Currently you have to piece it together. The goal is to build these
facilities more into the core, but we should do so based on folks
implementing it themselves and contributing it, so that we can
compare the needs that others have and come up with some great
groundwork in the faceted browsing area just as Solr itself has built
above raw Lucene.
So, let's all flesh this stuff out and compare/contrast real-world
working implementations and factoring it on top.

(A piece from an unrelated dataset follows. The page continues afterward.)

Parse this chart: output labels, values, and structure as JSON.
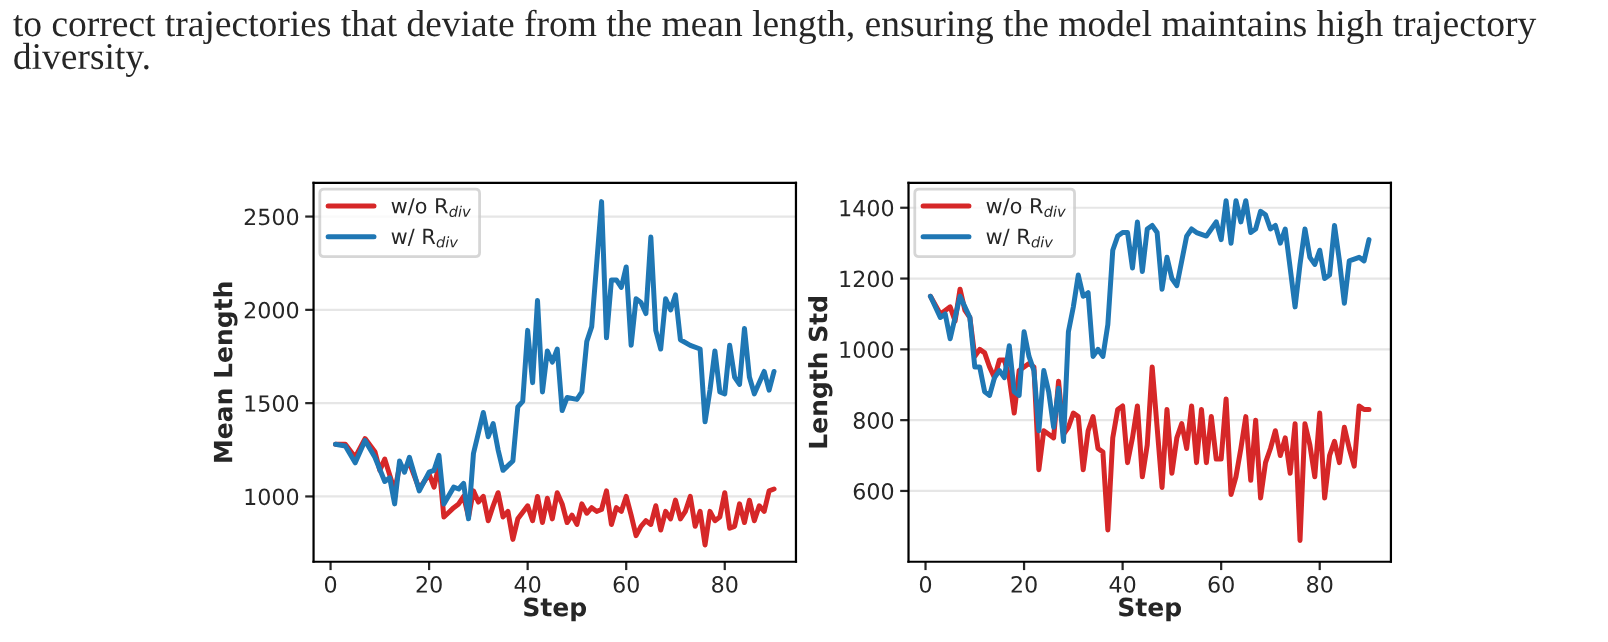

As an example of another facility I've just added on top, the ability
to return all terms that match a client-provided prefix - this is to
enable Google Suggest-like convenience so that when someone types
"Yo" and pauses, an Ajaxifried UI will hit my Rails app, which in
turn will ping Solr with the prefix and a custom request handler will
respond back with the terms that match ("Yonik" for example) for a
specified field. Not only that, but my implementation returns the
number of documents that match that term constrained by the same
types of constraints above including full-text queries. This allows
our users to pick people by typing a name rather than us having to
populate a drop-down (we'll still have some kind of browser interface
too, I'm sure) but only names of folks involved in the document set
they are currently constraining their view to.
I've been thinking about this in a general sense - if Solr was driven
by a slick servlet filter rather than servlets then these types of
handlers could be plugged in a lot easier including automatic URL
handling rather than having to twiddle web.xml. I realize that the
handler configuration allows this with the qt parameter, and I'm
leveraging that myself, but I think with some HiveMind mojo to allow
true "plugins" to drop right into the classpath and be immediately
available (perhaps even hotly with some containers, but I personally
would rebuild a WAR, stop/deploy/restart).
> In this case which is the correct level to make this, perhaps a new
> RequestHandler understanding some new query syntax to exploit filters.
Back to your specific case currently, yes, a new request handler is
needed to go above and beyond what the built-in standard one
provides. I expect a flood of cool handlers on top of Solr :) and
that is why I am thinking more along the lines of a true plugin
architecture.
> We only need a sort on a single and precalculated rank field stored
> as a
> range field, so we don't need relevance and consequently don't nedd
> scores
> (which is a prerequisite for using BitSets, if I understand well).
You're pretty much right on!
> PS:I think Solr and Lucene are a really great work!
> I'll be happy when we have finished to add our project (a major
> press group
> here in Italy) to public websites in Solr Wiki.
I'm looking forward to your work on top of Solr! I'm personally
quite thrilled with it and really believe it'll go far. If only I
had more time to play with it myself rather than just contemplating
it :)
Erik